Caluculate the Descriptive Statistics

dataset %>%
  group_by(ServiceType) %>%
  summarise(
    Mean = mean(SatisfactionScore, na.rm = TRUE),
    Median = median(SatisfactionScore, na.rm = TRUE),
    SD = sd(SatisfactionScore, na.rm = TRUE),
    N = n()
  )
## # A tibble: 2 × 5
##   ServiceType  Mean Median    SD     N
##   <chr>       <dbl>  <dbl> <dbl> <int>
## 1 AI           3.6       3  1.60   100
## 2 Human        7.42      8  1.44   100

Histograms

hist(dataset$SatisfactionScore[dataset$ServiceType == "Human"],
main = "Histogram of Group 1 Scores",
xlab = "Value",
ylab = "Frequency",
col = "lightblue",
border = "black",
breaks = 20)

hist(dataset$SatisfactionScore[dataset$ServiceType == "AI"],
main = "Histogram of AI Scores",
xlab = "Value",
ylab = "Frequency",
col = "lightgreen",
border = "black",
breaks = 20)

# Q1) Check the SKEWNESS of the VARIABLE 1 histogram. In your opinion, does the histogram look symmetrical, positively skewed, or negatively skewed?
# ANSWER: The histogram appears slightly negatively skewed.

# Q2) Check the KURTOSIS of the VARIABLE 1 histogram. In your opinion, does the histogram look too flat, too tall, or does it have a proper bell curve?
# ANSWER: The histogram is too tall.

# Q3) Check the SKEWNESS of the VARIABLE 2 histogram. In your opinion, does the histogram look symmetrical, positively skewed, or negatively skewed?
# ANSWER: The histogram is positively skewed.

# Q4) Check the KUROTSIS of the VARIABLE 2 histogram. In your opinion, does the histogram look too flat, too tall, or does it have a proper bell curve?
# ANSWER: The histogram is too tall.

SHAPIRO-WILK TEST

shapiro.test(dataset$SatisfactionScore[dataset$ServiceType == "Human"])
## 
##  Shapiro-Wilk normality test
## 
## data:  dataset$SatisfactionScore[dataset$ServiceType == "Human"]
## W = 0.93741, p-value = 0.0001344
shapiro.test(dataset$SatisfactionScore[dataset$ServiceType == "AI"])
## 
##  Shapiro-Wilk normality test
## 
## data:  dataset$SatisfactionScore[dataset$ServiceType == "AI"]
## W = 0.91143, p-value = 5.083e-06
# Was the data normally distributed for Variable 1?
# ANSWER: No, the data for Variable 1 (Human Satisfaction Scores) is not normally distributed.
# The Shapiro-Wilk test returned a p-value of 0.0001344, which is less than 0.05, indicating a significant deviation from normality.

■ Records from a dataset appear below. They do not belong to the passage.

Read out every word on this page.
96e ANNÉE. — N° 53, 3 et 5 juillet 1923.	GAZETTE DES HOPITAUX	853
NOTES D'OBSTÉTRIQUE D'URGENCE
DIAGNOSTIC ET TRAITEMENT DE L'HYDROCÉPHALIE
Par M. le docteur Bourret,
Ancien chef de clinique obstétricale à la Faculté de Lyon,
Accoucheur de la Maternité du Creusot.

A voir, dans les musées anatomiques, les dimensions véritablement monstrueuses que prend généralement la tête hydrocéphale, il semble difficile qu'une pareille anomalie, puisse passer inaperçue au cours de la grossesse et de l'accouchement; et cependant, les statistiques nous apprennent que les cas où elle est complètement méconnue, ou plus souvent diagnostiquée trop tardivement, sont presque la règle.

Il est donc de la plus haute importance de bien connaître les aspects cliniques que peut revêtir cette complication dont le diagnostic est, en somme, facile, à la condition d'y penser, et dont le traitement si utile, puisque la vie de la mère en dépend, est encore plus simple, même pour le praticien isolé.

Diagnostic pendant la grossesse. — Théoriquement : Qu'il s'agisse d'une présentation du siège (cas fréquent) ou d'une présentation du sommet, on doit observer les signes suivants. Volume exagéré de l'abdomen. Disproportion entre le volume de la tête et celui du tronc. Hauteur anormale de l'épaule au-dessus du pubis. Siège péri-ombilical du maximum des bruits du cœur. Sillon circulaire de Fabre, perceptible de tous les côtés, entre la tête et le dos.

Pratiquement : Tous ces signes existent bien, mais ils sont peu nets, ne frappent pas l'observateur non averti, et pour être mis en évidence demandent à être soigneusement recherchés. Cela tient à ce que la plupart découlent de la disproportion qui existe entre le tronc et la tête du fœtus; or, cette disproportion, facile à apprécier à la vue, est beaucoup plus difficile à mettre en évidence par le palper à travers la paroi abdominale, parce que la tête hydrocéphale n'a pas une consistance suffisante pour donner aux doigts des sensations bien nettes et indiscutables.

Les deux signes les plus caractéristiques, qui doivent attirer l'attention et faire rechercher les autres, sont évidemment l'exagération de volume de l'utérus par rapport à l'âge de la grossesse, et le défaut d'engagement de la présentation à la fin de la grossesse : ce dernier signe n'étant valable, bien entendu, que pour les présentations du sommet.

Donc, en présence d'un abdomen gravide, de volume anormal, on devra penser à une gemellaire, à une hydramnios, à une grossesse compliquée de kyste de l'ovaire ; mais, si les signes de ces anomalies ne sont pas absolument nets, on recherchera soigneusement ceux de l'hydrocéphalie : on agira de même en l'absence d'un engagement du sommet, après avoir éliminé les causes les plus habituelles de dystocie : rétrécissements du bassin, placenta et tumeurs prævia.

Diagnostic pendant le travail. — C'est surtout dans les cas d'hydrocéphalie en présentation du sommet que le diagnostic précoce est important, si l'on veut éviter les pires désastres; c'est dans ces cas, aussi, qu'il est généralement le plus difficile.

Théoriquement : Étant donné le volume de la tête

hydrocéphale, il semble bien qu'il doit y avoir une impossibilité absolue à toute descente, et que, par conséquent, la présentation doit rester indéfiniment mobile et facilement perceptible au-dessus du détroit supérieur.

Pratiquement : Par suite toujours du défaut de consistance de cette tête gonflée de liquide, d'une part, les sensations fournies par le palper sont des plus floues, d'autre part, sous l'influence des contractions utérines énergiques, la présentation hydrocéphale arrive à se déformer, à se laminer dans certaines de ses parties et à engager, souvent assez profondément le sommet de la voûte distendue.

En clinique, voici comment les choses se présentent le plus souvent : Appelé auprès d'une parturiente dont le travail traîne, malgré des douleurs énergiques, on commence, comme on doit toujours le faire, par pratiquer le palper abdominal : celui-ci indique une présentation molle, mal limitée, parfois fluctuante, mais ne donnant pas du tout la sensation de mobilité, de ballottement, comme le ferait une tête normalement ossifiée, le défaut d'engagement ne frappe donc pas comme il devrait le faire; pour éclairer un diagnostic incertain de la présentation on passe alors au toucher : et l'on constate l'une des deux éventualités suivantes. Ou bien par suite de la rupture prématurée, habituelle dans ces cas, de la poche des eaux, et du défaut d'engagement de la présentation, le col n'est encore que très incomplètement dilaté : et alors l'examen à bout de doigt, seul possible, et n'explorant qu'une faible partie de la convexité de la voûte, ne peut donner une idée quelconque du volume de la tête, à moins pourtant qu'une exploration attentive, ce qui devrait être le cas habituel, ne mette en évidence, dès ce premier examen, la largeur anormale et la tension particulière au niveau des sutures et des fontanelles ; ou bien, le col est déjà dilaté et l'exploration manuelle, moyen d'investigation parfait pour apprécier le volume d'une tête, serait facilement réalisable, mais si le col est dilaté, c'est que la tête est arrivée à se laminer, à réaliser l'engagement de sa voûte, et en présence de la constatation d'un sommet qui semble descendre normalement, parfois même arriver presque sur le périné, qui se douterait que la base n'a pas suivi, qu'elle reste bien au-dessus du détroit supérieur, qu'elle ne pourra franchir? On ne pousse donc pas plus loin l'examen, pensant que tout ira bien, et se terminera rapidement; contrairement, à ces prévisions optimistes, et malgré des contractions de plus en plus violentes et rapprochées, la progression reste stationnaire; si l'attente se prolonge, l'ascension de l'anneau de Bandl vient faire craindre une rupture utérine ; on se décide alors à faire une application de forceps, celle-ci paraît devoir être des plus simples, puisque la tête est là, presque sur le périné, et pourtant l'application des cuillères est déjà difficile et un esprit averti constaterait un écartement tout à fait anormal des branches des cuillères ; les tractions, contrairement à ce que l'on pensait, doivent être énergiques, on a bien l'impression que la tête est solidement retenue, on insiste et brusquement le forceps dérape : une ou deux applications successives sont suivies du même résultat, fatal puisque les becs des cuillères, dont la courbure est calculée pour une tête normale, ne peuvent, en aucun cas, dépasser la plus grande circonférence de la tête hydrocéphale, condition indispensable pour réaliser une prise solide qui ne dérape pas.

# Was the data normally distributed for Variable 2?
# ANSWER: No, the data for Variable 2 (AI Satisfaction Scores) is also not normally distributed.
# The Shapiro-Wilk test returned a p-value of 5.083e-06, which is well below 0.05, confirming non-normality.

Boxplot

 #install.packages("ggplot2")
 #install.packages("ggpubr")


library(ggplot2)
library(ggpubr)

Create the Boxplot

ggboxplot(dataset, x = "ServiceType", y = "SatisfactionScore",
          color = "ServiceType",
          palette = "jco",
          add = "jitter")

# Q1) Were there any dots outside of the boxplot? Are these dots close to the whiskers of the boxplot or are they very far away?

# ANSWER: There are many dots (more than one or two) and they are very far away from the whiskers, you should switch to the Mann Whitney U test.

MANN-WHITNEY U TEST

wilcox.test(SatisfactionScore ~ ServiceType , data = dataset, exact = FALSE)
## 
##  Wilcoxon rank sum test with continuity correction
## 
## data:  SatisfactionScore by ServiceType
## W = 497, p-value < 2.2e-16
## alternative hypothesis: true location shift is not equal to 0
# EFFECT-SIZE

library(effectsize)

# CALCULATE EFFECT SIZE (R VALUE)
# Replace "dataset" with your dataset name (without .xlsx)
# Replace "score" with your dependent variable R code name (example: USD)
# Replace "group" with your independent variable R code name (example: Country)

rank_biserial(SatisfactionScore ~ ServiceType , data = dataset, exact = FALSE)
## r (rank biserial) |         95% CI
## ----------------------------------
## -0.90             | [-0.93, -0.87]
# Q1) What is the size of the effect?
# ANSWER: A rank-biserial correlation of -0.90 indicates the difference between the groups was LARGE.

# Q2) Which group had the higher average rank?
# ANSWER: The Human group had the higher average rank.